Federal Reserve Holds Steady on Interest Rates Amidst Economic Uncertainty
The US Federal Reserve has maintained its interest rates at 4.25-4.50%, focusing on employment and inflation goals. Chairman Jerome Powell emphasized a cautious approach as economic conditions evolve. The Fed also highlights ongoing concerns over trade policies and inflation projections, with potential future rate adjustments under careful consideration.
- Country:
- United States
In a decisive move, the US Federal Reserve opted to keep its benchmark interest rates unchanged at 4.25-4.50% on Thursday morning, citing ongoing economic uncertainties and a commitment to its dual mandate of promoting maximum employment and stabilizing inflation.

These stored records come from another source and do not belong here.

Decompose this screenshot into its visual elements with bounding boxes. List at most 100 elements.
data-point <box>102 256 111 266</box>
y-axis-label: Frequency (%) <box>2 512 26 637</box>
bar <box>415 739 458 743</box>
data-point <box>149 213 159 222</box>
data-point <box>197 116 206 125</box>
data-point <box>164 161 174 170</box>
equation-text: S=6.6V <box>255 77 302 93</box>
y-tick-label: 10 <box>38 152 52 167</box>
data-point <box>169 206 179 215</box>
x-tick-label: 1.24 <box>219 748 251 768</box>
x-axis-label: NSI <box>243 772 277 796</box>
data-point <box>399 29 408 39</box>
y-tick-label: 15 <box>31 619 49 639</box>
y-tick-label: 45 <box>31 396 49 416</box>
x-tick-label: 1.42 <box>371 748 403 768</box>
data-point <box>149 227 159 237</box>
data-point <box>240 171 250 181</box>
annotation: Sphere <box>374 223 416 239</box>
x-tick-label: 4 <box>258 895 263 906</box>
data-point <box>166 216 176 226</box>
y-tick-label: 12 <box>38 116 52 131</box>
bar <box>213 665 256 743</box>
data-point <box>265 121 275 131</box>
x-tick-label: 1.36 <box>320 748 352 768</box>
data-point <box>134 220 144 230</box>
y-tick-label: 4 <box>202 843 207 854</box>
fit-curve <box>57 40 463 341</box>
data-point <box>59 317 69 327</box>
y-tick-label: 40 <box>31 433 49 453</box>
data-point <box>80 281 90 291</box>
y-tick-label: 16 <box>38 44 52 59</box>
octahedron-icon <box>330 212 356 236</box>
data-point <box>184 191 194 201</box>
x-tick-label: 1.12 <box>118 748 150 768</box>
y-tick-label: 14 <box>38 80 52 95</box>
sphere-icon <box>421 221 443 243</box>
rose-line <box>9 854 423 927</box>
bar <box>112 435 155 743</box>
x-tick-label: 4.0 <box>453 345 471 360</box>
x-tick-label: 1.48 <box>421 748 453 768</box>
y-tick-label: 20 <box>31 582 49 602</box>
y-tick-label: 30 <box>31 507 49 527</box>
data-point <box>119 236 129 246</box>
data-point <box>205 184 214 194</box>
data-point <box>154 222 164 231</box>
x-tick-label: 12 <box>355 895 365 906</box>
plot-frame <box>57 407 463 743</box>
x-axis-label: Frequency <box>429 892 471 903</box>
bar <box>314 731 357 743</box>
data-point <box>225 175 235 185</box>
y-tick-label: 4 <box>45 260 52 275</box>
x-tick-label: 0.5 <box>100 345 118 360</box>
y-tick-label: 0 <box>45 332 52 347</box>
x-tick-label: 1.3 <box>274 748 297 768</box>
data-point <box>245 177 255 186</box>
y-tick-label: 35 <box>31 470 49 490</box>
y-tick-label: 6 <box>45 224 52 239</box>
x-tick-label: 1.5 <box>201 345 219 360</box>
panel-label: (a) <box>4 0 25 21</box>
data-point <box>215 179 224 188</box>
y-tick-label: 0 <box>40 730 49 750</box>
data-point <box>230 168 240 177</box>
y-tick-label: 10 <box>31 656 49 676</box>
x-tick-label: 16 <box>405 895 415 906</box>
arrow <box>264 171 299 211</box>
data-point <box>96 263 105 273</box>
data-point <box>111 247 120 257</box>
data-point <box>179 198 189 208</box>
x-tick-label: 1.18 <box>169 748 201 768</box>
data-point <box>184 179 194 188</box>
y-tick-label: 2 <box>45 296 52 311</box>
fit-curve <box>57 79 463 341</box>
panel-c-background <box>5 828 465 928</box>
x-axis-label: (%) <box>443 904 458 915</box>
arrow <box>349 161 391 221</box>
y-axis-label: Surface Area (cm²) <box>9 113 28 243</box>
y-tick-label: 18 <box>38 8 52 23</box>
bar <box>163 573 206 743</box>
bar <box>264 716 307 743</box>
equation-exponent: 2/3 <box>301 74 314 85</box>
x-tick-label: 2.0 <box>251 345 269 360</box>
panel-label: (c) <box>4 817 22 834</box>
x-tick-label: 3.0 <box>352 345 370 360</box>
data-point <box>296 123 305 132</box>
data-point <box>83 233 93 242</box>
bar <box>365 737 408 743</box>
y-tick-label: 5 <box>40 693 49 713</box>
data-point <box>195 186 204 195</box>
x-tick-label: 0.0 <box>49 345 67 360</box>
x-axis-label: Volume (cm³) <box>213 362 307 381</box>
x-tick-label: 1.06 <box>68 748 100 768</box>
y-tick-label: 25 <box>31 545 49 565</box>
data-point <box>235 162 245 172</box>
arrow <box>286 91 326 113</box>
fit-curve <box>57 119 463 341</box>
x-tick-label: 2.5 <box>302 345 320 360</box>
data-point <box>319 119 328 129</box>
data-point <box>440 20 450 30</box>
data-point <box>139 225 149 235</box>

Federal Reserve Chairman Jerome Powell justified the decision, outlining the Fed's strategy to be prepared for economic shifts.
Powell remarked, "In support of our goals, today the Federal Open Market Committee decided to leave our policy interest rate unchanged. We believe that the current stance of monetary policy leaves us well positioned to respond in a timely way to potential economic developments." The Federal Open Market Committee (FOMC) assured ongoing evaluation of data and potential risks before altering rates further.
The Fed's Summary of Economic Projections (SEP) reveals a dip in GDP growth forecasts to 1.4% for this year and 1.6% for the following year. Private domestic final purchases showed robust growth, yet inflation remains above the 2% target. The SEP predicts a gradual decline in inflation, with external factors like tariffs influencing economic forecasts.